Présenté à la Quinzaine des Cinéastes à Cannes 2025, Oui de Nadav Lapid est un film qui a suscité à la fois admiration et controverse, notamment dans les médias occidentaux où il est souvent salué comme un chef-d’œuvre avant-gardiste et politique. Pourtant, derrière cette ovation se cache une œuvre complexe, difficile d’accès, et problématique sur le plan du récit historique.
Oui : un portrait fatal d’Israël après le 7 octobre 2023
Oui suit Y., musicien de jazz, et Jasmine, danseuse, un couple dont l’enfant est né le 8 octobre 2018. Cette date tragiquement symbolique fait écho aux cinq ans que le fils a fêté le 7 octobre 2023, alors que le pays sombrait dans le chaos. Ce parallèle nourrit toute la douleur indicible qui irradie le récit.
Y. est un homme qui dit “oui” à presque tout. Il chante, se livre, se vend, apparaît comme une figure d’acquiescement à un monde devenu insensé. Sa femme Jasmine lui reproche cet abaissement, tout en luttant pour préserver une illusion fragile de bonheur. Ce couple est balloté par la brutalité extérieure d’un pays en crise et par ses déchirements. Le film interroge ainsi la place du père dans un monde où survivre devient un combat moral, où dire « oui » menace parfois de se confondre avec la complicité.
Une autre présence lourde est l’ex-petite amie de Y., qui joue un rôle clé en traduisant les horreurs du 7 octobre dans toutes les langues. Pourtant, le film n’inclut aucune image réelle de cette attaque, tandis que les frappes sur Gaza sont montrées en direct, un choix assumé.

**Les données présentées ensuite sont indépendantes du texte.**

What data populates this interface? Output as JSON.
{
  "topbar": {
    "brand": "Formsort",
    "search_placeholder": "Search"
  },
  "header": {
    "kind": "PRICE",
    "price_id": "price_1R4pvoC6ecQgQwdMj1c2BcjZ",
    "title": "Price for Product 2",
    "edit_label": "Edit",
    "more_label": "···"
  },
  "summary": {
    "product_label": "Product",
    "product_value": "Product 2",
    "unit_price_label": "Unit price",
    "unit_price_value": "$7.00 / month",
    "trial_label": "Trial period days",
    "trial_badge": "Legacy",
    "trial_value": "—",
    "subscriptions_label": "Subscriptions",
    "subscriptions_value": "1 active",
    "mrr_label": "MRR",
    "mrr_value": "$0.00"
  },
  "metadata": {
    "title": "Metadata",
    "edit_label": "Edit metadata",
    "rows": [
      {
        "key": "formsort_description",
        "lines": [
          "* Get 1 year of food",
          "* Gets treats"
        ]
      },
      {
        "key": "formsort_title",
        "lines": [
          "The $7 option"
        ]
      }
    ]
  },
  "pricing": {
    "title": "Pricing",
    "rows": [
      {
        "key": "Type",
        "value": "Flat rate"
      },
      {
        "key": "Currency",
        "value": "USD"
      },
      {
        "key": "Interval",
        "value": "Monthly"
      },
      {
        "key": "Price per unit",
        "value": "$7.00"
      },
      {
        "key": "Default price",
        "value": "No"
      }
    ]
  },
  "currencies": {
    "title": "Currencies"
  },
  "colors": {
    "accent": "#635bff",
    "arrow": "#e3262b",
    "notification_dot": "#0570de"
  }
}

Oui de Nadav Lapid : un tourbillon formel et sensoriel
Lapid pousse son cinéma à ses limites. L’image explose en surimpressions, la narration éclate en ruptures sonores et visuelles, déployant un chaos hypnotique qui peut perdre le spectateur. L’inspiration de Godard et Lynch apparaît dans cette fragmentation et cet absurde, mais perd une partie du public.
Les otages passés sous silence
Le film choisit d’ignorer la prise en otage de centaines de civils israéliens, une des réalités les plus actuelles et palpables de la tragédie. Cette absence, couplée à une insistance marquée sur les bombardements à Gaza, produit un déséquilibre gênant. Ce silence artistique tend à brouiller la compréhension et laisse un goût amer face à un sujet si sensible.
Exil, spleen, paradoxe
Lapid dit s’être défini comme “quelqu’un du non”, d’où son départ forcé d’Israël. Pourtant, son film s’intitule Oui, ce grand Oui paradoxal qui traverse la douleur d’un homme en rupture avec son pays mais toujours hanté par lui. Le personnage de Y., sans nom, pourrait symboliser ce refus d’exister pleinement dans cette réalité. Nadav Lapid souhaitait que ce personnage n’existe pas ? Pourtant, l’histoire, elle, est bien là, et l’hymne fictif qu’il fait composer dans le film s’inspire d’une véritable chanson du poète israélien Haïm Gouri.
La chanson au cœur du film : de la fraternité à la vengeance
La poésie originale d’Haïm Gouri, célébrant la paix et la fraternité, a été déformée en un chant de vengeance violente après le 7 octobre 2023. Dans Oui, ce chant est détourné et devient un appel à l’éradication de Gaza, y compris chanté par des enfants dans une vidéo de propagande glaçante. Lapid utilise brouille fiction et documentaire et montre comment l’art peut être militarisé, dévoyé au service d’une haine nationaliste.
Oui face à l’isolement du cinéma israélien
Depuis deux ans, quasiment aucun film israélien n’a été distribué à l’international, isolé politiquement et culturellement. Yes est une exception qui, de fait, capte une visibilité disproportionnée et porte une lourde responsabilité dans sa vision du pays et dans son histoire. Les kibboutzim étaient des endroits où vivaient les personnes les plus pacifiques d’Israël.
Conclusion : un film intense mais frustrant
Oui est une œuvre majeure, forte et sensorielle, qui exprime la douleur d’Israël post-7 octobre. Tandis que Lapid déverse une douleur intime, le film évite les débats essentiels sur l’Histoire et la responsabilité collective. Il incite à la réflexion, mais surtout il mérite d’être débattu plutôt qu’adoré aveuglément.